At that point should beagled drop into 'aggitator mode' and index the
feeds every so often?  Only problem I see with that is now the user
may have multiple clients hitting a site (such as /.) more often than
the site would like.

-- Joe Gasiorek

On Fri, 1 Oct 2004 14:02:23 -0500, Michael Koby <michael koby gmail com> wrote:
> There's also Liferea.  I think it's a better application then Straw.

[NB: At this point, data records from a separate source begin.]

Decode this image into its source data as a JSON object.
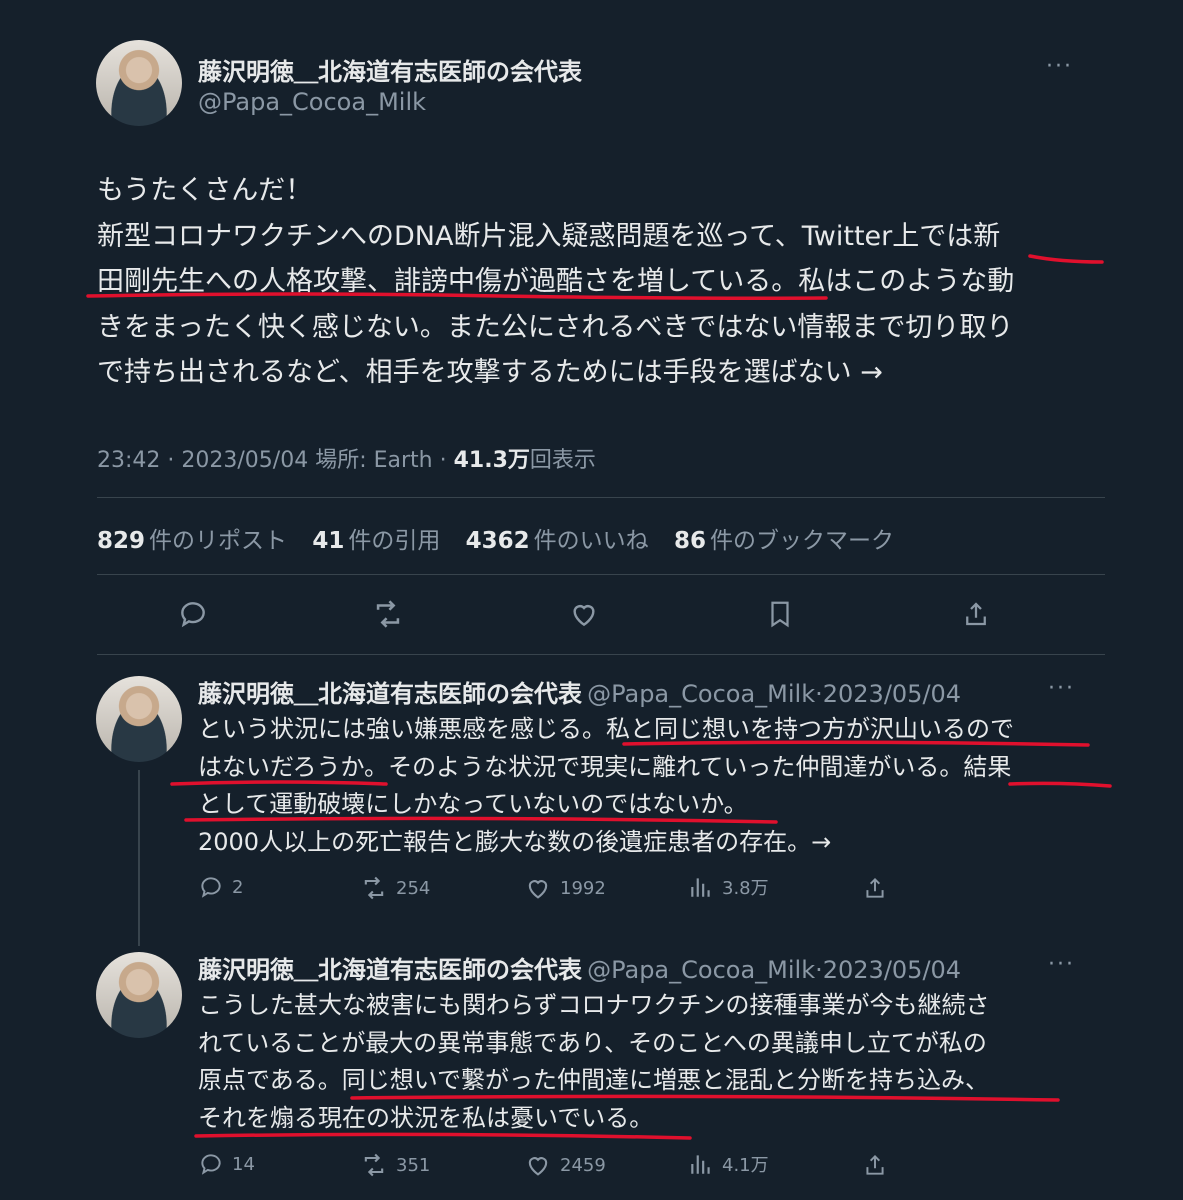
{
  "main": {
    "author_name": "藤沢明徳＿北海道有志医師の会代表",
    "author_handle": "@Papa_Cocoa_Milk",
    "more_label": "···",
    "text_lines": [
      "もうたくさんだ！",
      "新型コロナワクチンへのDNA断片混入疑惑問題を巡って、Twitter上では新",
      "田剛先生への人格攻撃、誹謗中傷が過酷さを増している。私はこのような動",
      "きをまったく快く感じない。また公にされるべきではない情報まで切り取り",
      "で持ち出されるなど、相手を攻撃するためには手段を選ばない →"
    ],
    "time": "23:42",
    "date": "2023/05/04",
    "location_label": "場所: Earth",
    "views_value": "41.3万",
    "views_label": "回表示",
    "stats": [
      {
        "value": "829",
        "label": "件のリポスト"
      },
      {
        "value": "41",
        "label": "件の引用"
      },
      {
        "value": "4362",
        "label": "件のいいね"
      },
      {
        "value": "86",
        "label": "件のブックマーク"
      }
    ]
  },
  "replies": [
    {
      "author_name": "藤沢明徳＿北海道有志医師の会代表",
      "author_handle": "@Papa_Cocoa_Milk",
      "date": "·2023/05/04",
      "text_lines": [
        "という状況には強い嫌悪感を感じる。私と同じ想いを持つ方が沢山いるので",
        "はないだろうか。そのような状況で現実に離れていった仲間達がいる。結果",
        "として運動破壊にしかなっていないのではないか。",
        "2000人以上の死亡報告と膨大な数の後遺症患者の存在。→"
      ],
      "replies": "2",
      "reposts": "254",
      "likes": "1992",
      "views": "3.8万"
    },
    {
      "author_name": "藤沢明徳＿北海道有志医師の会代表",
      "author_handle": "@Papa_Cocoa_Milk",
      "date": "·2023/05/04",
      "text_lines": [
        "こうした甚大な被害にも関わらずコロナワクチンの接種事業が今も継続さ",
        "れていることが最大の異常事態であり、そのことへの異議申し立てが私の",
        "原点である。同じ想いで繋がった仲間達に増悪と混乱と分断を持ち込み、",
        "それを煽る現在の状況を私は憂いでいる。"
      ],
      "replies": "14",
      "reposts": "351",
      "likes": "2459",
      "views": "4.1万"
    }
  ],
  "colors": {
    "background": "#15202b",
    "text": "#e7e9ea",
    "secondary": "#8b98a5",
    "divider": "#38444d",
    "underline": "#e0102d"
  }
}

> But this is all personal preference.
> 
> Depending on what you guys go with I might try doing something for the
> bloglines thing or even Liferea if you guys stick with Straw.
> 
> 
> 
> 
> On Fri, 1 Oct 2004 14:48:26 -0400, Joe Gasiorek <joe gasiorek gmail com> wrote:
> > Problem with bloglines is that unlike straw the urls arn't located on
> > the users hard drive, beagle would have to have the users bloglines
> > username and password to be able to get that information.
> >
> > -- Joe Gasiorek
> >
> >
> >
> >
> > On Fri, 1 Oct 2004 13:41:02 -0500, Michael Koby <michael koby gmail com> wrote:
> > > Maybe I'm the only one but I never really liked Straw.  More
> > > specifically I don't like it's interface.  I perfer the folder
> > > hierchey(sp?).
> > >
> > > What about Bloglines.  There might be something there, though I'm not
> > > sure how difficult that would be to impliment.  Also it's not a gnome
> > > application and thus might not meet that end of the requirements.
> > >
> > > Just my $0.02
> > >
> > > --Michael Koby
> >
> 
> 
> --
> 
> --Michael Koby
> Q: How many Microsoft employees does it take to change a light bulb?
> A: None, Bill Gates just redefines darkness as the new standard.